Assis sur le rebord d’une piscine à débordement, les bras en croix face à l’Océan Indien, Rémy Cabella ne semble pas pressé de reprendre l’entraînement. Dans un peu plus d’une semaine, il faudra pourtant ranger les tongs et ressortir les crampons pour la reprise de Montpellier, le club auquel il devrait appartenir la saison prochaine. Comme lui, plusieurs joueurs de L1 ont choisi l’option farniente et sable fin pour se ressourcer avant la reprise. Dans la catégorie short à fleurs, débardeurs et lunettes fumées, on a pu voir Valbuena, Benzema et Gomis à Saint-Barthélémy, Maxime Gonalons aux Bahamas, Bocaly et Rivière en Martinique, Hatem Ben Arfa à Marrakech.

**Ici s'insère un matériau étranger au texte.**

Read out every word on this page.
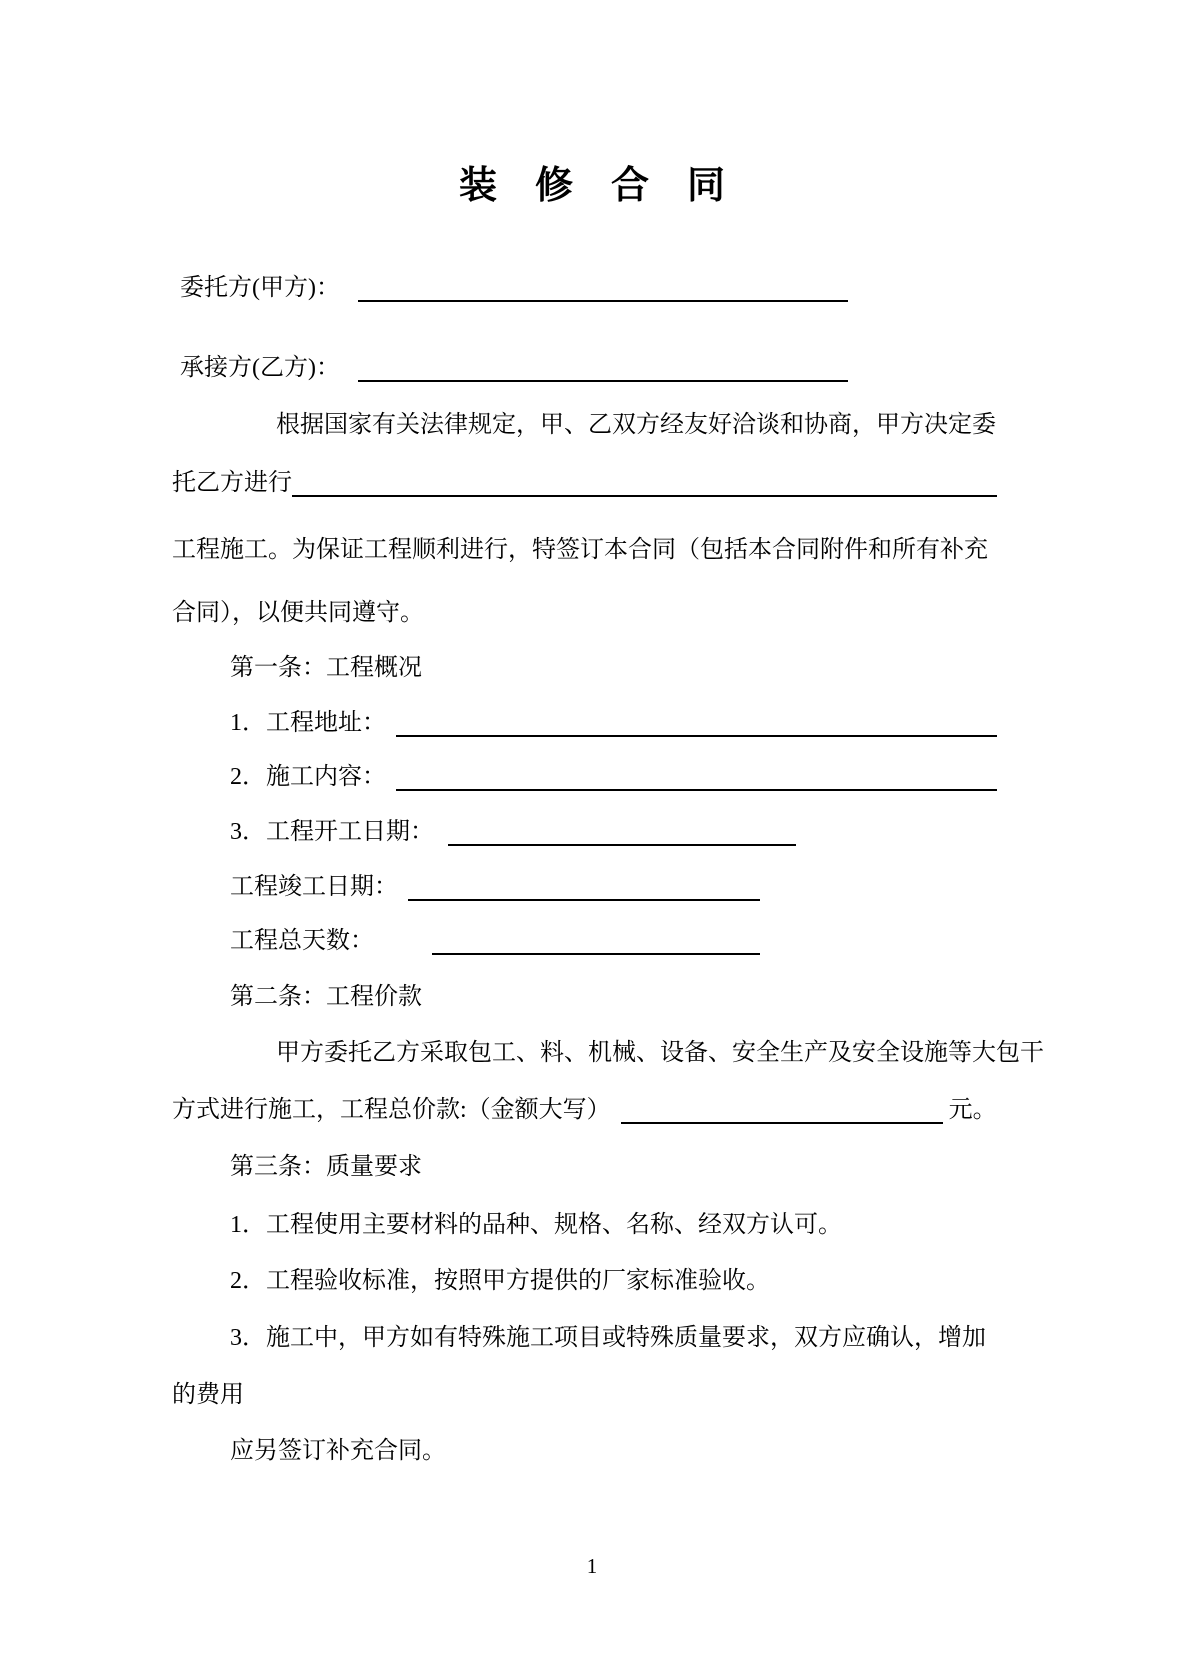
装　修　合　同
委托方(甲方)：
承接方(乙方)：
根据国家有关法律规定，甲、乙双方经友好洽谈和协商，甲方决定委
托乙方进行
工程施工。为保证工程顺利进行，特签订本合同（包括本合同附件和所有补充
合同），以便共同遵守。
第一条：工程概况
1．工程地址：
2．施工内容：
3．工程开工日期：
工程竣工日期：
工程总天数：
第二条：工程价款
甲方委托乙方采取包工、料、机械、设备、安全生产及安全设施等大包干
方式进行施工，工程总价款:（金额大写）	元。
第三条：质量要求
1．工程使用主要材料的品种、规格、名称、经双方认可。
2．工程验收标准，按照甲方提供的厂家标准验收。
3．施工中，甲方如有特殊施工项目或特殊质量要求，双方应确认，增加
的费用
应另签订补充合同。
1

Rien de très original, comme l’affirme l’agent Christophe Mongai: «Cette année, ça reste du classique. En général, les joueurs coupent dix jours et partent une semaine en famille. Puis certains partent une autre semaine entre eux.» Qu’ils souhaitent se reposer ou s’amuser, tous cherchent avant tout la discrétion. Au Namaskar, un palace proche de la palmeraie de Marrakech, quatre joueurs ont pris leurs quartiers cet été. «Ils sont tous en mode incognito, confirme une responsable. Certains changent de look pour ne pas se faire repérer. Ils usent de petites astuces. J’en ai vu un avec une barbe et des lunettes de soleil alors qu’ils n’en portent pas habituellement.»
Traqués par la presse, tous cherchent à éviter les photos compromettantes. Cette année en Angleterre, Ashley Cole a été surpris clope au bec pendant ses vacances à Los Angeles. Rien d’extraordinaire, certes, mais en termes d’image, le défenseur de Chelsea se serait bien passé de ces clichés. Généralement, le footballeur reste un vacancier modèle confirme le manager du Four seasons, un autre cinq étoiles marocain. Une dizaine de joueurs y ont séjourné le mois dernier, en famille ou en célibataire. Tout dépend des caractères. «Evidemment, certains sont là pour faire la fête, mais en dehors de l’hôtel, souligne le manager. Ils profitent des boîtes de nuit, sortent beaucoup et même si nos clients sont très encadrés, on ne sait pas ce qu’ils font de leurs nuits.» Pour certains, les jambes risquent d’être assez lourdes dans un peu plus d’une semaine.